W3C home > Mailing lists > Public > public-dwbp-comments@w3.org > August 2016

Re: [i18n review comment] BP3 should recommend locale-neutral representation #187

From: Phil Archer <phila@w3.org>
Date: Mon, 22 Aug 2016 10:33:36 +0100
To: Deirdre Lee <deirdre@derilinx.com>, "Phillips, Addison" <addison@lab126.com>, Bernadette Farias Lóscio <bfl@cin.ufpe.br>, Annette Greiner <amgreiner@lbl.gov>
Cc: "ishida@w3.org" <ishida@w3.org>, "public-dwbp-comments@w3.org" <public-dwbp-comments@w3.org>, www International <www-international@w3.org>
Message-ID: <8d248fb7-5148-fd01-26fb-0b6ad9415093@w3.org>
Dear all,

I have taken further steps on this. The result can be seen at

1. Addision's text used more or less verbatim;
1a. taken account of Annette's suggestion;
1b. replaced inline links to BCP47 and CLDR with references
2. title of the BP changed to Use locale-neutral data representations
3. moved to Data Formats section as resolved in WG meeting on Friday;
4. added R-FormatMachineRead to list of evidence and thereby updated the 
UCR cross matching;
5. updated the Challenges SVG diagram;
6. updated my Pull request.

NB, I *retained* the old ID for the BP so that any links to 
#LocaleParametersMetadata will still work. I know there are some of 
these, for example, in the Share-PSI project.

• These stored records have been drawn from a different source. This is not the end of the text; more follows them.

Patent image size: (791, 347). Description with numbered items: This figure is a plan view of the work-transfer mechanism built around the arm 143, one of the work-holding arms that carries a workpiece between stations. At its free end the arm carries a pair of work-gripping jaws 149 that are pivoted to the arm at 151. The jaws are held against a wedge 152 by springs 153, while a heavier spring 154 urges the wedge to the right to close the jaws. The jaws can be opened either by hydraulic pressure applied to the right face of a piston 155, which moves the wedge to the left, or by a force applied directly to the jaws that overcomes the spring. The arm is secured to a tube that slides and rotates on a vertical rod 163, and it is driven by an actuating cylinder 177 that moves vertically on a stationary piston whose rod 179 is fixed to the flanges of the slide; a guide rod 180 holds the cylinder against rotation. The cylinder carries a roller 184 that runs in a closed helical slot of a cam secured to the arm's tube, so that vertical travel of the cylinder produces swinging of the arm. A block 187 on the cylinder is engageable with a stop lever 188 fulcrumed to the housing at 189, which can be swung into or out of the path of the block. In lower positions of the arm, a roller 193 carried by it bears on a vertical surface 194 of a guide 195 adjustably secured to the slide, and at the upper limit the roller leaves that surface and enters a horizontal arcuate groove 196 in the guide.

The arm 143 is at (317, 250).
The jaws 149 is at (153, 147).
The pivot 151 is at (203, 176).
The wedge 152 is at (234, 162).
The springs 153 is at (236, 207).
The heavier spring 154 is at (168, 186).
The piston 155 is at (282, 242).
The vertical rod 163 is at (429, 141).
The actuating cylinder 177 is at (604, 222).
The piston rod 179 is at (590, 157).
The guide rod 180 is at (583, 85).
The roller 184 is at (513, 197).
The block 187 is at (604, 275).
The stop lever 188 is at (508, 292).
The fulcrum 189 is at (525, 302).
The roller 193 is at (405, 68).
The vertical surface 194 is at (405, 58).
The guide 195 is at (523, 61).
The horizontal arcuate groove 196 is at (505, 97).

On 22/08/2016 08:52, Deirdre Lee wrote:
> HI,
> Thank you for your comments Addison. I think they make sense and should
> be straight-forward to incorporate.
> The title of the BP should probably also be updated to something like
> 'Provide locale-neutral data'
> Phil and DWBP editors, in Friday's meeting we also agreed to move BP3 to
> the Data Formats section from the Metadata section, which would make it
> BP14, right?
> Kind regards,
> Deirdre
> On 19/08/2016 17:39, Phillips, Addison wrote:
>> Hi Phil,
>> Thanks for starting on this. I think the pull request is a good start.
>> I have some comments on it.
>> My main concern is that this BP is really backwards. It recommends to
>> "locale parameter metadata" and then says that the simplest way to do
>> this is to use locale-neutral formats. The recommendation should be
>> more like "use locale-neutral formats or provide locale/language
>> information where that's not possible". The pull request captures the
>> use of locale-neutral, but doesn't really explain about when to
>> provide locale and language information.
>> I would change this:
>> --
>> <p class="practicedesc">Provide metadata about locale parameters
>> (date, time, and number formats, language).</p>
>> --
>> To say:
>> --
>> <p class="practicedesc">Use locale-neutral data structures and values,
>> or, where that is not possible, provide metadata about the locale used
>> by data values.</p>
>> --
>> I would change:
>> --
>> <p>The simplest method is to use local-neutral representations of the
>> actual data, and then add metadata to provide relevant locale
>> information. For example, rather than storing "€2000.00" as a string,
>> it's strongly preferred to exchange a data structure such as:</p>
>> --
>> To say:
>> --
>> <p>Most common data representations are locale neutral. For example,
>> XML Schema types such as xsd:integer and xsd: date are intended for
>> locale-neutral data interchange. Using locale-neutral representations
>> allows the data values to be processed accurately without complex
>> parsing or misinterpretation and also allows the data to be presented
>> in the format most comfortable for the consumer of the data. For
>> example, rather than storing "€2000,00" as a string, it's strongly
>> preferred to exchange a data structure such as:</p>
>> --
>> Also, note the misspelling of "locale-neutral" in the pull request.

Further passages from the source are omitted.